Moneybox

What if Putin Ran OPEC?

The Russian president’s plan to form a natural-gas cartel sounds terrifying. It isn’t.

Last week, Russian President Vladimir Putin sent chills through Western Europe when he discussed the possibility of forming a gas-producers’ association with countries like Libya and Iran. “A gas OPEC is an interesting idea. We will think about it,” he said. “We are not going to set up a cartel. But it would be correct to co-ordinate our activities with an eye to the solution of the main goal of unconditionally and securely supplying the main consumers of energy resources.”

Uh-oh!

Here is a government that already uses its control of vital energy supplies as a weapon against its neighbors proposing to join forces with a charter member of the Axis of Evil—the better to intimidate rival nations all over the world.

Russia’s natural-gas supplies are one of its most powerful economic resources. Natural gas, which burns cleaner than coal, is a fuel of the future. According to the Energy Information Administration’s excellent data on natural gas, Russia alone accounted for 22.7 percent of global natural-gas production in 2004, compared with 19 percent for the United States. Were Russia to form a cartel with Iran, Egypt, Libya, Saudi Arabia, the United Arab Emirates, Qatar, and Algeria, they’d control a combined 35 percent of 2004 production.
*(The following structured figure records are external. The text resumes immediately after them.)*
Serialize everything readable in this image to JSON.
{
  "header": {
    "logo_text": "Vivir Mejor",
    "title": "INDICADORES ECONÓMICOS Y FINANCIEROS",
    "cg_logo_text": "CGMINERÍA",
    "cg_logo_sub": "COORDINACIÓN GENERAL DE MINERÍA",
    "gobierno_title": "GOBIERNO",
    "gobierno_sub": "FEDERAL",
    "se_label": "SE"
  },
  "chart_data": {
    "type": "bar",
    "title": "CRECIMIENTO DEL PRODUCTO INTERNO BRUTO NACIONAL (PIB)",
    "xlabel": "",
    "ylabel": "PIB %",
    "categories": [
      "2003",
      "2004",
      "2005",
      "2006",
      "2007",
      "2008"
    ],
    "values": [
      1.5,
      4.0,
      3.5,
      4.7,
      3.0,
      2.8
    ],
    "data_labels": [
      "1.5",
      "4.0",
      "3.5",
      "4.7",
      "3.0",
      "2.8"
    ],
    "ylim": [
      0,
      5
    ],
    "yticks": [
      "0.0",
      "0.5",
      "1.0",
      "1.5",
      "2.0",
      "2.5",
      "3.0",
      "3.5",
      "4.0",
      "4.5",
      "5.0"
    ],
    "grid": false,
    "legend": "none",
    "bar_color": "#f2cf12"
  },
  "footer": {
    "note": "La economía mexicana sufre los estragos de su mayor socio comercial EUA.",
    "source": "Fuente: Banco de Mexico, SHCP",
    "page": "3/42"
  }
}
But even though Putin’s pipelines feed the growing European thirst for gas, we don’t have much to fear from a Putin-led gas cartel. In fact, a gas cartel might even be good news for America. While energy cartels like OPEC can cause short-term dislocations, they actually have a pretty sad record of controlling prices and bending the world to their whims.

OPEC is like the Star Wars bar scene of geopolitics—a collection of autocrats, despots, kleptocrats, and monarchies skilled at duplicity and prone to invading each other. Cartels seek to influence prices by setting production quotas. But autocratic countries frequently find reasons to cheat, producing more when prices are high, for example. A gas cartel would be just as fractious. The notion that Vladimir Putin, Mahmoud Ahmadinejad, and Muyammar Qaddafi would reliably stick to the terms of a cartel pact is laughable.

What’s more, the natural-gas cartel would find its power limited by large producers who wouldn’t join. In 2004, the United States, Canada, the Netherlands, Norway, and the United Kingdom—democratic, liberal, Western countries all—collectively accounted for 35 percent of total global production. The fear and annoyance induced by a Putin cartel would induce Western gas producers to invest in production at home, as Norway is already doing, or goad the United States to make greater efforts to tap into large domestic reserves by opening up new areas for exploration.

More importantly, cartel efforts to manipulate the supply and price of natural gas would provide more incentives for consumers to reduce use and to redouble already frenzied efforts to develop alternative sources of energy: ethanol, solar, coal gasification, and nuclear energy. In Germany, leaders fretting over the reliance upon Russia for natural gas and oil are reconsidering the nation’s move to phase out nuclear energy. Periods of sustained higher gas prices—combined with growing concern about the environmental, economic, and geopolitical costs of fossil fuels—have stimulated changes in policy and behavior. The International Energy Agency last month reported that the 30 members of the Organization for Economic Cooperation and Development slashed their collective consumption of oil by 0.6 percent in 2006—the first decline in 206 years.

Finally, the hyperdynamic and constantly changing economic climate makes the enterprise of controlling commodity prices a fool’s errand. Over the past decade, OPEC has done a poor job of keeping oil prices where it wants them to be, as shown by this long-term chart of Brent Crude Oil. OPEC didn’t want $10-per-barrel petroleum in 1999 any more than it wanted $70-per-barrel petroleum in 2006. And yet factors far beyond the control of OPEC governments conspired to move prices dramatically. The same factors that have wreaked havoc with the price of oil would presumably affect the price of natural gas: the rise of China and India, the advent of giant hedge funds speculating in the commodity, a recession in the United States, terrorist attacks, and war in the Middle East. If Putin is bent on rebuilding a Russian-led alliance that can stick it to the West, he’s going to have to come up with something better than a natural-gas cartel.